As far as the God Powers go there are 6 in all and they go a long way in helping you out in those boss bottles. Use both Freya’s Speed and Thor’s Hammer at the same time, and you can deal some serious damage, but you best be quick about it because the powers don’t last long, so make every second count! Now provided you do play the Wii U version of the game, boss fights will be a little easier, as the GamePad can be used to activate God Powers as well as displaying the map, so instead of cycling through them to the one you want to use, you simply press it and you’re away and if you can master that and beat the game, then maybe you’ll be ready to undertake Valhalla Mode. Just because you were able to beat each one of the Jotun once, doesn’t necessarily mean you can beat them again, because if you found them challenging before, now they’re a nightmare and Hagalaz, the Storm Jotun becomes a true menace! (Even Link equipped with the Master Sword would have difficulty fighting this giant.)

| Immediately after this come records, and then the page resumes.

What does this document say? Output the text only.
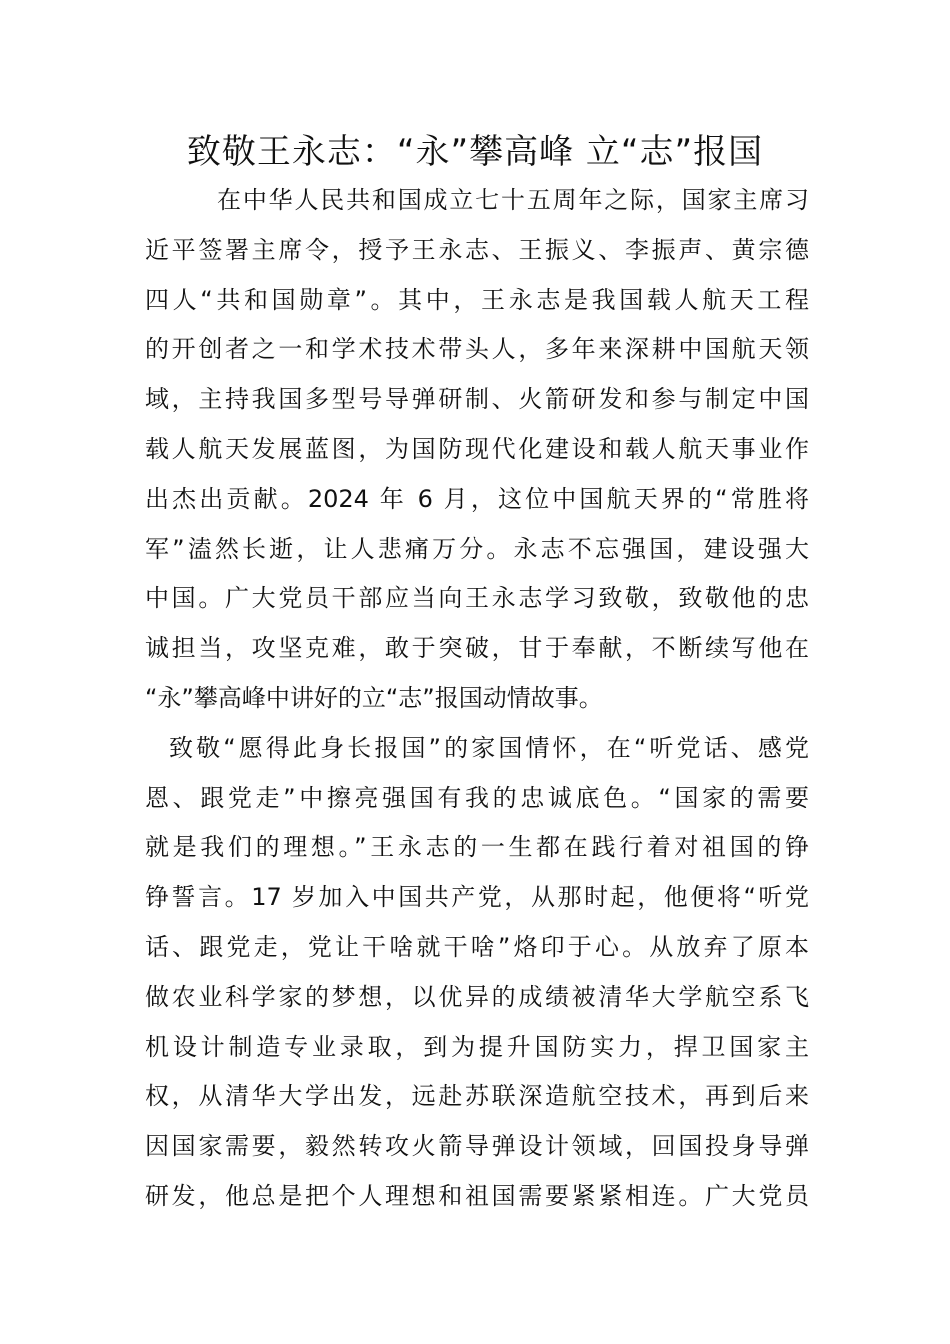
致敬王永志：“永”攀高峰 立“志”报国
在中华人民共和国成立七十五周年之际，国家主席习
近平签署主席令，授予王永志、王振义、李振声、黄宗德
四人“共和国勋章”。其中，王永志是我国载人航天工程
的开创者之一和学术技术带头人，多年来深耕中国航天领
域，主持我国多型号导弹研制、火箭研发和参与制定中国
载人航天发展蓝图，为国防现代化建设和载人航天事业作
出杰出贡献。2024 年 6 月，这位中国航天界的“常胜将
军”溘然长逝，让人悲痛万分。永志不忘强国，建设强大
中国。广大党员干部应当向王永志学习致敬，致敬他的忠
诚担当，攻坚克难，敢于突破，甘于奉献，不断续写他在
“永”攀高峰中讲好的立“志”报国动情故事。
致敬“愿得此身长报国”的家国情怀，在“听党话、感党
恩、跟党走”中擦亮强国有我的忠诚底色。“国家的需要
就是我们的理想。”王永志的一生都在践行着对祖国的铮
铮誓言。17 岁加入中国共产党，从那时起，他便将“听党
话、跟党走，党让干啥就干啥”烙印于心。从放弃了原本
做农业科学家的梦想，以优异的成绩被清华大学航空系飞
机设计制造专业录取，到为提升国防实力，捍卫国家主
权，从清华大学出发，远赴苏联深造航空技术，再到后来
因国家需要，毅然转攻火箭导弹设计领域，回国投身导弹
研发，他总是把个人理想和祖国需要紧紧相连。广大党员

Playing through the game, I died a lot and Hagalaz is responsible for more deaths than I am willing to admit. So I may not have impressed the Gods, but Jotun impressed me with its story, its art, its music and its gameplay! It is an indie game that can be enjoyed over and over and leaves you with a craving for more, so congrats Thunder Lotus Games, you made something special with this and that’s why I rate Jotun: Valhalla Edition for the Wii U, a 9 out of 10!